= Henry G. Lapham =

Henry G. Lapham was an American investment banker, oilman, philatelist, philanthropist, and sportsman. He was the founding president of the Boston Garden-Arena Corporation and a major sports promoter in Boston during the 1920s and 1930s.

==Early life==
Lapham was born in 1875 in Brooklyn to John Jesse and Mary Elizabeth Walker Lapham. His father was a leather merchant and tanner who merged several companies to create the Central Leather Co. of Pennsylvania, which eventually became part of the United States Leather Company.

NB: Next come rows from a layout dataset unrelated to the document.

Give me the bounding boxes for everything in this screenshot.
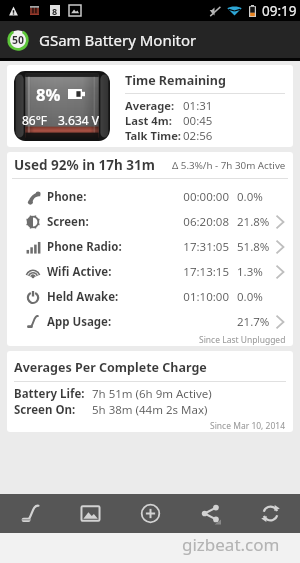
staticText: 0.0% [237, 189, 271, 205]
staticText: 7h 51m (6h 9m Active) [92, 386, 212, 402]
staticText: Talk Time: [125, 128, 181, 143]
staticText: 8% [36, 83, 61, 105]
staticText: Battery Life: [14, 386, 85, 402]
button[interactable]: Screenshot [60, 494, 120, 533]
staticText: 86°F [22, 112, 48, 128]
staticText: Phone Radio: [47, 239, 122, 255]
staticText: Wifi Active: [47, 264, 112, 280]
staticText: Average: [125, 98, 175, 113]
staticText: gizbeat.com [182, 533, 280, 556]
button[interactable]: Battery graph [0, 494, 60, 533]
button[interactable]: Share [180, 494, 240, 533]
button[interactable]: App Usage: [7, 309, 293, 334]
staticText: 21.7% [237, 314, 271, 330]
staticText: GSam Battery Monitor [39, 30, 197, 50]
staticText: 0.0% [237, 289, 271, 305]
staticText: Screen On: [14, 402, 76, 418]
staticText: 09:19 [262, 2, 297, 20]
staticText: Δ 5.3%/h - 7h 30m Active [172, 159, 286, 172]
staticText: 51.8% [237, 239, 271, 255]
staticText: Averages Per Complete Charge [14, 359, 207, 376]
staticText: Used 92% in 17h 31m [14, 156, 155, 174]
button[interactable]: Refresh [240, 494, 300, 533]
staticText: Held Awake: [47, 289, 119, 305]
staticText: 21.8% [237, 214, 271, 230]
staticText: Since Mar 10, 2014 [210, 420, 286, 432]
staticText: 17:13:15 [174, 264, 229, 280]
staticText: 01:31 [183, 98, 213, 113]
staticText: 00:00:00 [174, 189, 229, 205]
button[interactable]: Held Awake: [7, 284, 293, 309]
staticText: 1.3% [237, 264, 271, 280]
staticText: 17:31:05 [174, 239, 229, 255]
staticText: 00:45 [183, 113, 213, 128]
staticText: 5h 38m (44m 2s Max) [92, 402, 208, 418]
button[interactable]: Phone Radio: [7, 234, 293, 259]
staticText: 02:56 [183, 128, 213, 143]
staticText: 3.634 V [58, 112, 99, 128]
button[interactable]: Screen: [7, 209, 293, 234]
staticText: 50 [12, 33, 25, 47]
button[interactable]: Phone: [7, 184, 293, 209]
staticText: Time Remaining [125, 72, 226, 89]
staticText: Screen: [47, 214, 89, 230]
staticText: 06:20:08 [174, 214, 229, 230]
staticText: Phone: [47, 189, 87, 205]
staticText: Last 4m: [125, 113, 172, 128]
staticText: 8 [52, 5, 58, 16]
staticText: 01:10:00 [174, 289, 229, 305]
button[interactable]: Wifi Active: [7, 259, 293, 284]
staticText: App Usage: [47, 314, 112, 330]
staticText: Since Last Unplugged [199, 334, 286, 346]
button[interactable]: Add [120, 494, 180, 533]
button[interactable]: 50 [0, 21, 300, 58]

The family relocated to Boston, and they continued to financially prosper due to involvement with the American-Hawaiian Steamship Company and ownership in Texas and California oil fields.

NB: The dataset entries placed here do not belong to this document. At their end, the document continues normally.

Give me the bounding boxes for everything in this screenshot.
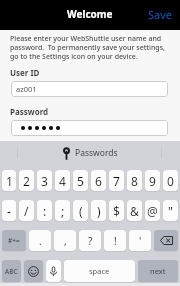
button[interactable]: Dictation — [46, 260, 61, 282]
button[interactable]: 8 — [127, 170, 142, 191]
staticText: Please enter your WebShuttle user name a… — [10, 34, 165, 61]
button[interactable]: 3 — [37, 170, 52, 191]
staticText: 2 — [23, 173, 30, 189]
staticText: #+= — [8, 236, 20, 245]
button[interactable]: 0 — [163, 170, 178, 191]
button[interactable]: ( — [73, 200, 88, 221]
staticText: ? — [88, 234, 93, 248]
staticText: & — [130, 203, 139, 219]
staticText: 6 — [95, 173, 102, 189]
button[interactable]: " — [163, 200, 178, 221]
button[interactable]: ) — [91, 200, 106, 221]
staticText: ( — [79, 203, 83, 219]
staticText: 4 — [59, 173, 66, 189]
staticText: Save — [148, 7, 173, 22]
staticText: ' — [139, 234, 142, 248]
staticText: az001 — [16, 84, 37, 94]
button[interactable]: 7 — [109, 170, 124, 191]
staticText: " — [168, 203, 173, 219]
button[interactable]: & — [127, 200, 142, 221]
staticText: ! — [114, 234, 117, 248]
button[interactable]: ; — [55, 200, 70, 221]
staticText: 3 — [41, 173, 48, 189]
button[interactable]: Delete — [154, 230, 178, 251]
button[interactable]: 2 — [19, 170, 34, 191]
staticText: ABC — [5, 267, 18, 276]
button[interactable]: ' — [129, 230, 151, 251]
button[interactable]: Welcome — [67, 7, 113, 21]
staticText: : — [43, 203, 47, 219]
staticText: , — [64, 234, 67, 248]
button[interactable]: Passwords — [63, 146, 118, 160]
button[interactable]: ABC — [2, 260, 21, 282]
staticText: ) — [97, 203, 101, 219]
button[interactable]: . — [29, 230, 51, 251]
staticText: 9 — [149, 173, 156, 189]
button[interactable]: - — [2, 200, 16, 221]
staticText: 1 — [6, 173, 13, 189]
staticText: 0 — [167, 173, 174, 189]
button[interactable]: #+= — [2, 230, 26, 251]
button[interactable]: ! — [104, 230, 126, 251]
button[interactable]: , — [54, 230, 76, 251]
button[interactable]: az001 — [11, 81, 168, 97]
button[interactable]: 6 — [91, 170, 106, 191]
button[interactable]: 5 — [73, 170, 88, 191]
staticText: Welcome — [67, 7, 113, 21]
staticText: Passwords — [75, 147, 118, 159]
button[interactable]: ? — [79, 230, 101, 251]
staticText: $ — [113, 203, 120, 219]
staticText: . — [39, 234, 42, 248]
staticText: @ — [147, 203, 158, 219]
staticText: 5 — [77, 173, 84, 189]
staticText: 7 — [113, 173, 120, 189]
button[interactable]: next — [138, 260, 178, 282]
button[interactable]: $ — [109, 200, 124, 221]
staticText: / — [24, 203, 29, 219]
button[interactable]: 4 — [55, 170, 70, 191]
button[interactable]: 9 — [145, 170, 160, 191]
staticText: Password — [10, 106, 49, 117]
button[interactable]: Save — [148, 7, 180, 22]
button[interactable]: @ — [145, 200, 160, 221]
button[interactable]: Emoji — [24, 260, 43, 282]
staticText: space — [89, 266, 110, 276]
staticText: User ID — [10, 67, 40, 78]
button[interactable]: space — [64, 260, 135, 282]
button[interactable]: / — [19, 200, 34, 221]
button[interactable] — [11, 120, 168, 136]
staticText: - — [7, 203, 11, 219]
staticText: ; — [61, 203, 65, 219]
button[interactable]: 1 — [2, 170, 16, 191]
staticText: 8 — [131, 173, 138, 189]
staticText: next — [150, 266, 166, 276]
button[interactable]: : — [37, 200, 52, 221]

Lapham graduated from Yale University in 1897 and a year later moved to Boston. Lapham married to Rebecca Lounsberry, a fellow native of Brooklyn, shortly after graduating from college. They had two children, Raymond and Kathryn.

==Business career==
Lapham's first position was as a clerk in the offices of the United States Leather Company. He later branched out into banking and brokerage and was involved in a number of businesses, including B. A. Corbin & Sons Co. (as treasurer), Eastern Massachusetts Street Railway Company, the National Rockland Bank, Franklin Shoe Company, and the Boston National League baseball club (as director). He was also a director of the Texas Company, which was founded by family member Lewis Henry Lapham. He resigned from the board in 1933.

==Sports==

===BAA===
Lapham joined the Boston Athletic Association in 1914. He was the BAA's vice president from 1918 to 1920. Lapham then served as president from 1920 to 1926, when he chose not to continue in that role due to business pressures. He was succeeded by George W. Wightman, husband of Hazel Hotchkiss Wightman.

===Boston Arena and Boston Garden===
Lapham played an instrumental role in the construction of the Boston Arena. In the late 1920s the arena received competition from the newly constructed Boston Garden, which was owned by the Boston & Maine Railroad and run by the Madison Square Garden Corporation. The Boston Garden was unable to make a profit and in 1934 the smaller Boston Arena Corporation, led by Lapham, purchased a controlling interest in the Boston Garden. In 1936, Lapham's group bought out the remaining stock owned by the Madison Square Garden Corporation. Under the management of Lapham and general manager George V. Brown, the Garden was able to become a prosperous venture.

===Other===
In 1920, Lapham was elected president of the National Association of Amateur Billiard Players.

In 1924 he was elected first vice chairman of the American Olympic Association. He became president of the Olympic Committee following the death of president William C. Prout. He resigned from the committee in 1927, citing the stress of his business interests. He was succeeded by Douglas MacArthur.

In 1924, Lapham donated $350,000 for the construction of an athletic clubhouse on the Yale campus, which was named the Lapham Field House.

==Philately==
Lapham was known for his collection of United States postmasters provisional stamps. He received a gold medal at the 1926 New York International Philatelic Exhibition for his collection of New York Postmaster's Provisionals, which included more than 700 of the stamps, including six with the rare "RHM" initials, and a complete plate assembled from forty of the stamps.
In 1930, his collection of Spanish stamps was chosen as the best show as the American Philatelic Society's annual banquet He won a Grand Award at the 1936 Third International Philatelic Exhibition for his collection of U.S. Postmasters' Provisionals. Charles J. Phillips was quoted as saying that, "after the death of Arthur Hind, Henry Lapham ranked as the third greatest stamp collector in the United States."

==Threats==
In 1924, Salvatore Schiavone, a resident of Boston's North End, was arrested for sending a letter in which he threatened to kill to Lapham if he did not pay him $5,000. Schiavone sent a second letter in 1932, this time asking for $10,800. Schiavone admitted to sending the second letter, stating he felt that Lapham owed him the money as he had been imprisoned unfairly.

In 1934, Lapham's daughter-in-law received police protection after she received a phone call that police interpreted as a threat to kidnap her.

==Death==
Lapham died on December 16, 1939, at his home at 514 Warren Street Chestnut Hill, Massachusetts, following two years of poor health. His wife died in April 1940, less than four months after Lapham's death.